CT: more sensitive than abd Xray, often used if the xray is negative

41
Q

in patients with fat malabsorption due to severe pancreatic insufficiency, what is a possible treatment?

A

pancreatic enzyme supplements. decreased fecal fat excretion by greater than 50%

42
Q

pain management for chronic pancreatitis? what is the role of narcotics, TCAs, anti-inflammatories, decreasing pancreatic stimulation?

A
  • narcotics are first line.
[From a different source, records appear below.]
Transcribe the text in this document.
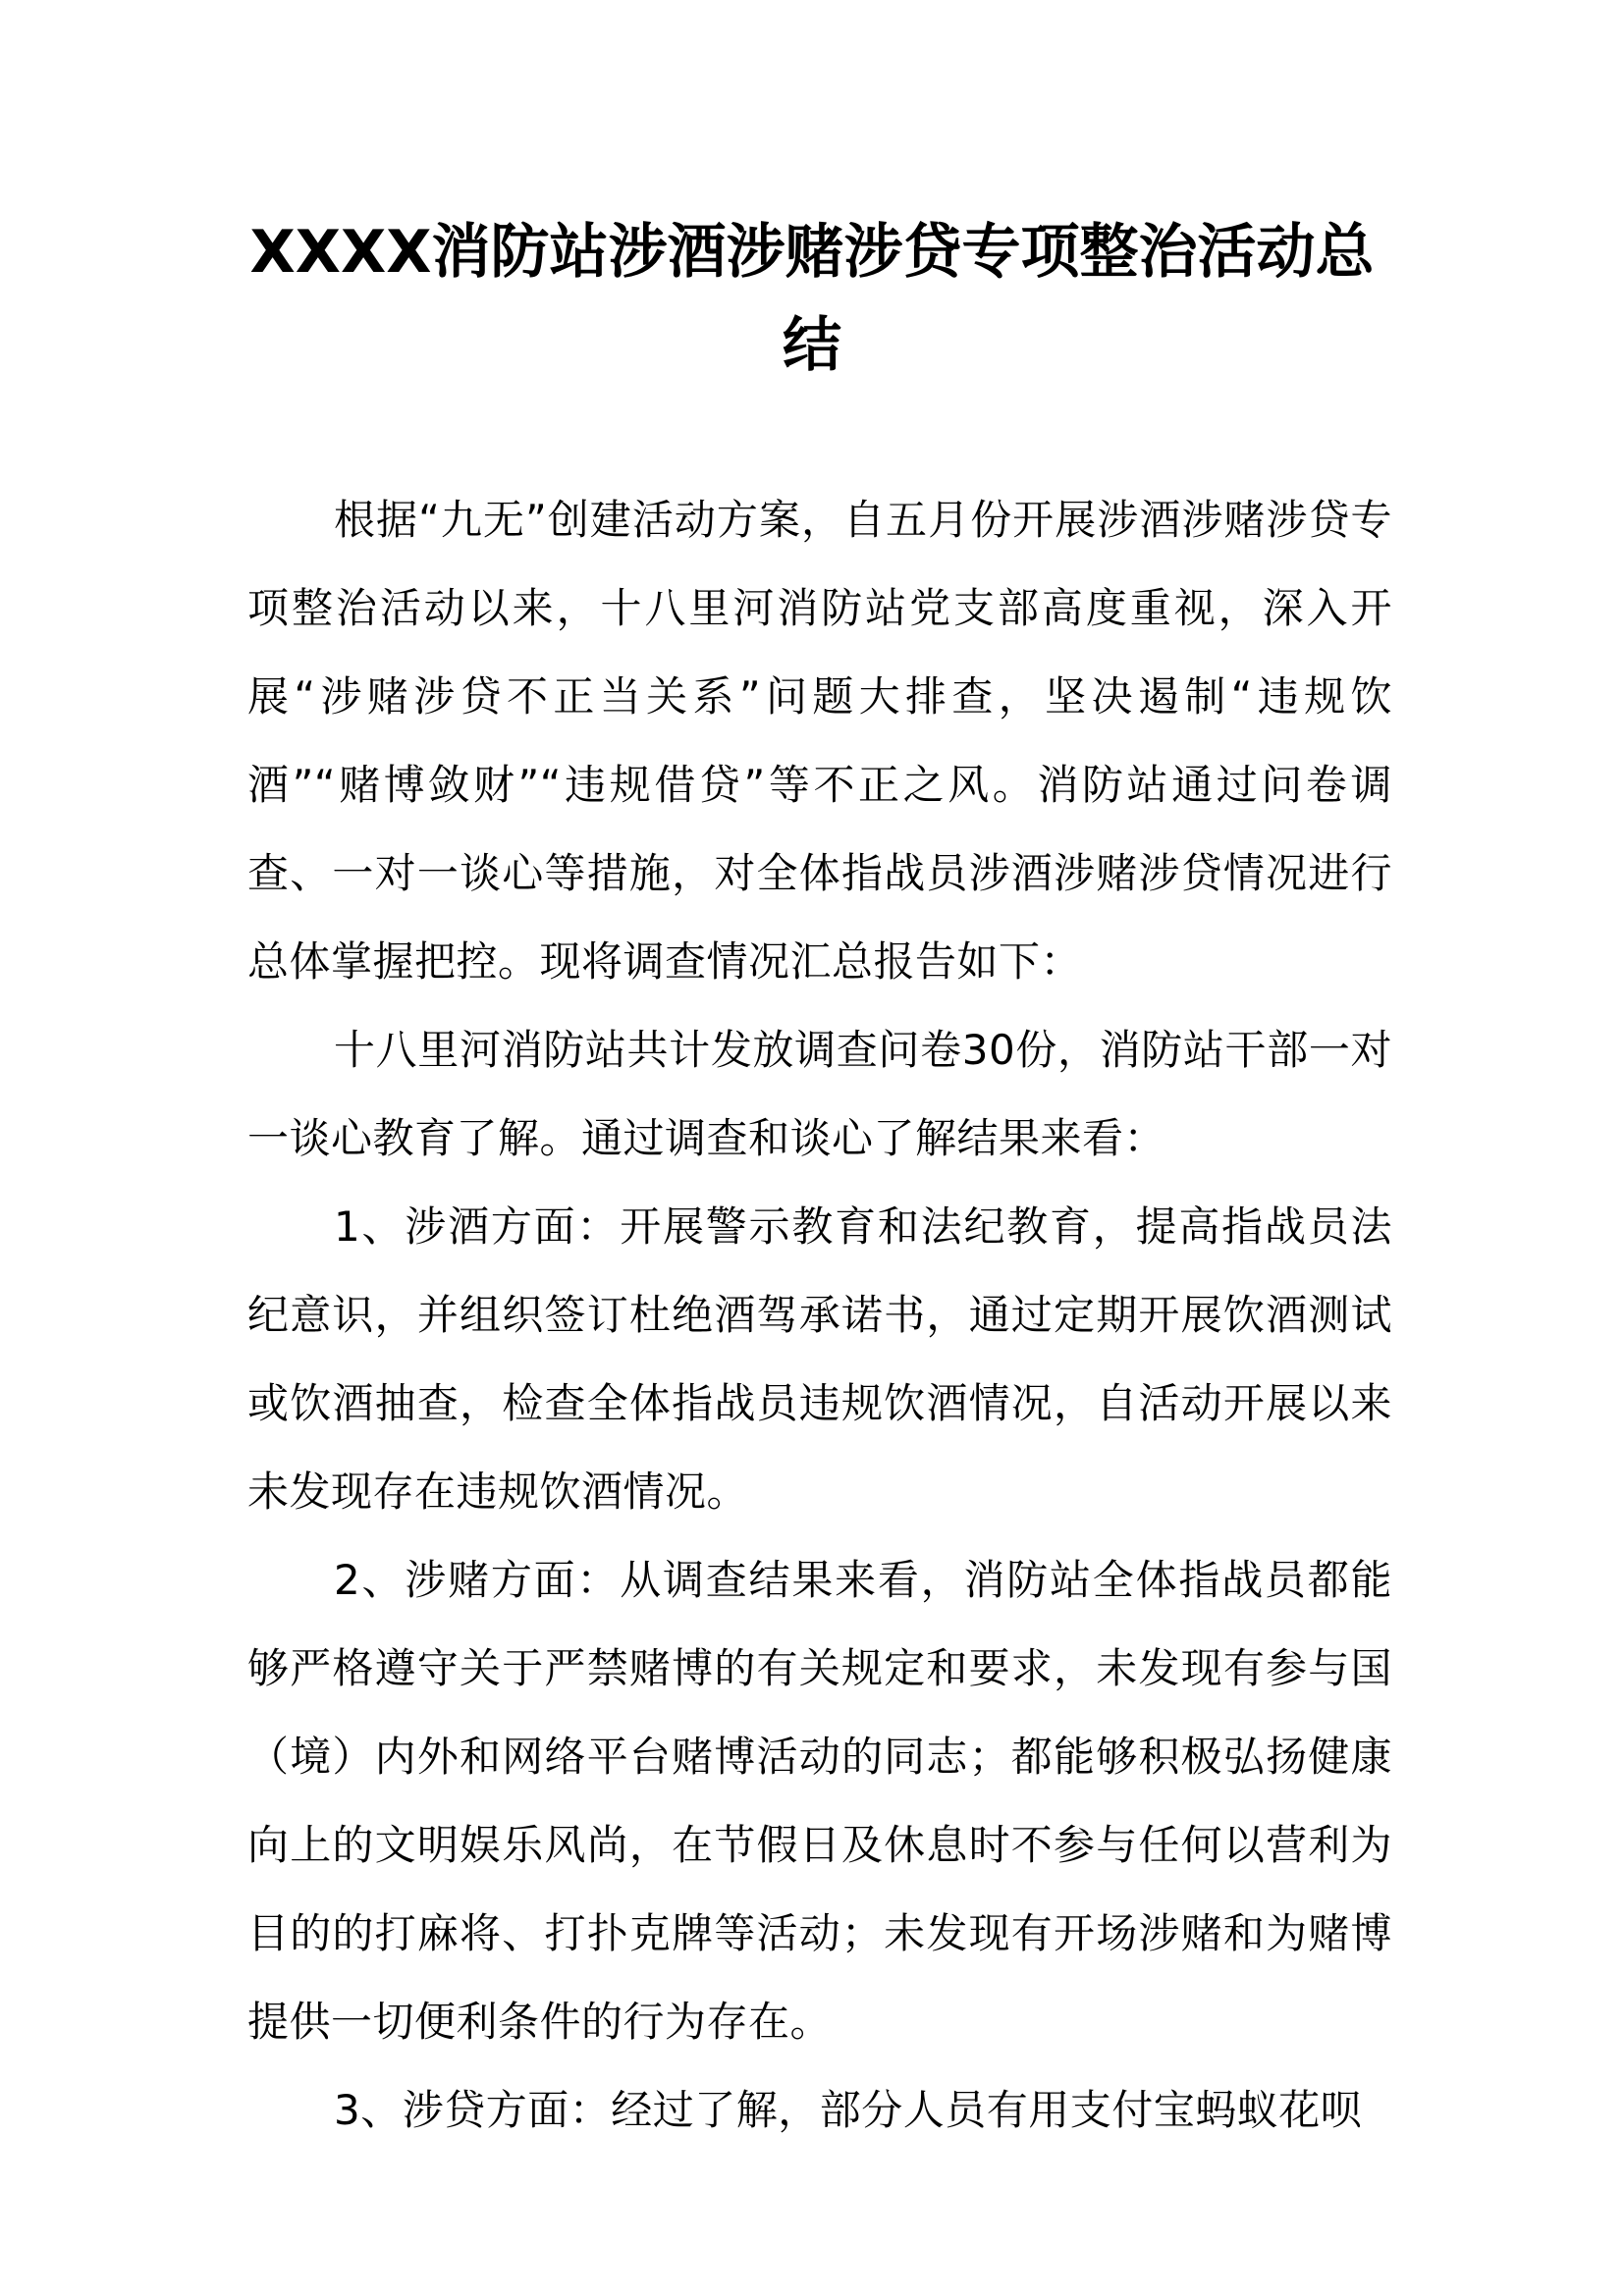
XXXX消防站涉酒涉赌涉贷专项整治活动总结

根据“九无”创建活动方案，自五月份开展涉酒涉赌涉贷专项整治活动以来，十八里河消防站党支部高度重视，深入开展“涉赌涉贷不正当关系”问题大排查，坚决遏制“违规饮酒”“赌博敛财”“违规借贷”等不正之风。消防站通过问卷调查、一对一谈心等措施，对全体指战员涉酒涉赌涉贷情况进行总体掌握把控。现将调查情况汇总报告如下：

十八里河消防站共计发放调查问卷30份，消防站干部一对一谈心教育了解。通过调查和谈心了解结果来看：

1、涉酒方面：开展警示教育和法纪教育，提高指战员法纪意识，并组织签订杜绝酒驾承诺书，通过定期开展饮酒测试或饮酒抽查，检查全体指战员违规饮酒情况，自活动开展以来未发现存在违规饮酒情况。

2、涉赌方面：从调查结果来看，消防站全体指战员都能够严格遵守关于严禁赌博的有关规定和要求，未发现有参与国（境）内外和网络平台赌博活动的同志；都能够积极弘扬健康向上的文明娱乐风尚，在节假日及休息时不参与任何以营利为目的的打麻将、打扑克牌等活动；未发现有开场涉赌和为赌博提供一切便利条件的行为存在。

3、涉贷方面：经过了解，部分人员有用支付宝蚂蚁花呗
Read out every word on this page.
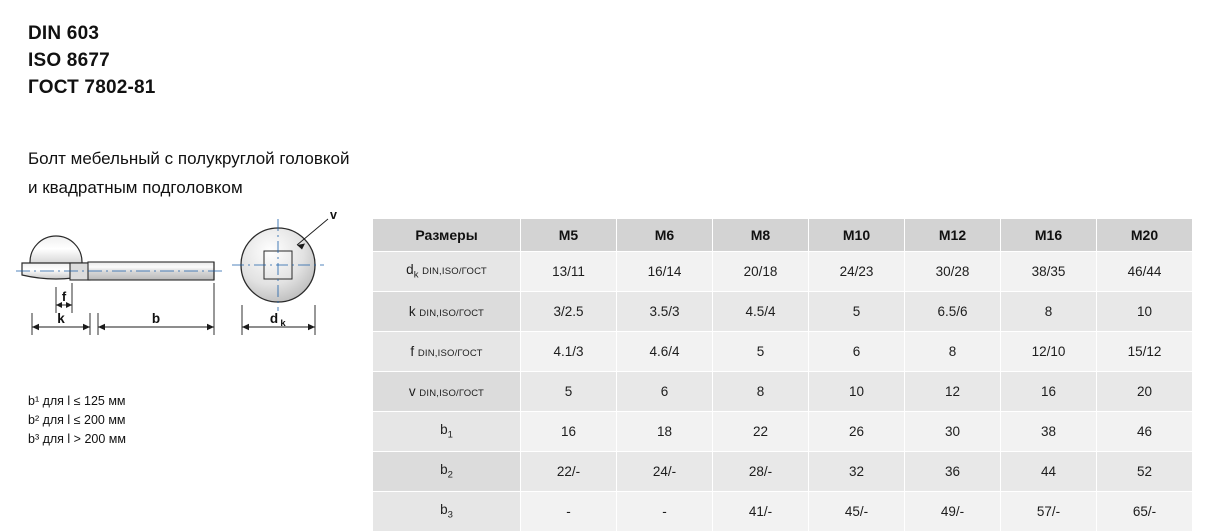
DIN 603
ISO 8677
ГОСТ 7802-81
Болт мебельный с полукруглой головкой
и квадратным подголовком
f
k	b
v
d k
b¹ для l ≤ 125 мм
b² для l ≤ 200 мм
b³ для l > 200 мм
Размеры	M5	M6	M8	M10	M12	M16	M20
$d_k$ DIN,ISO/ГОСТ	13/11	16/14	20/18	24/23	30/28	38/35	46/44
k DIN,ISO/ГОСТ	3/2.5	3.5/3	4.5/4	5	6.5/6	8	10
f DIN,ISO/ГОСТ	4.1/3	4.6/4	5	6	8	12/10	15/12
v DIN,ISO/ГОСТ	5	6	8	10	12	16	20
$b_1$	16	18	22	26	30	38	46
$b_2$	22/-	24/-	28/-	32	36	44	52
$b_3$	-	-	41/-	45/-	49/-	57/-	65/-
AE = addiction, pain from narcotic bowel syndrome
  • TCAs help some patients (neuromodulation)
  • anti-inf not shown to be helpful
  • somatostatin analogs (octreotide) not very helpful
43
Q

what is a lateral pancreaticojejunostomy?

A
  • aka Puestow procedure.
  • reduces pain in chronic pancreatitis
  • main pancreatic duct is opened, jejunum anastomosed so that pancreatic duct drains directly into the jejunum.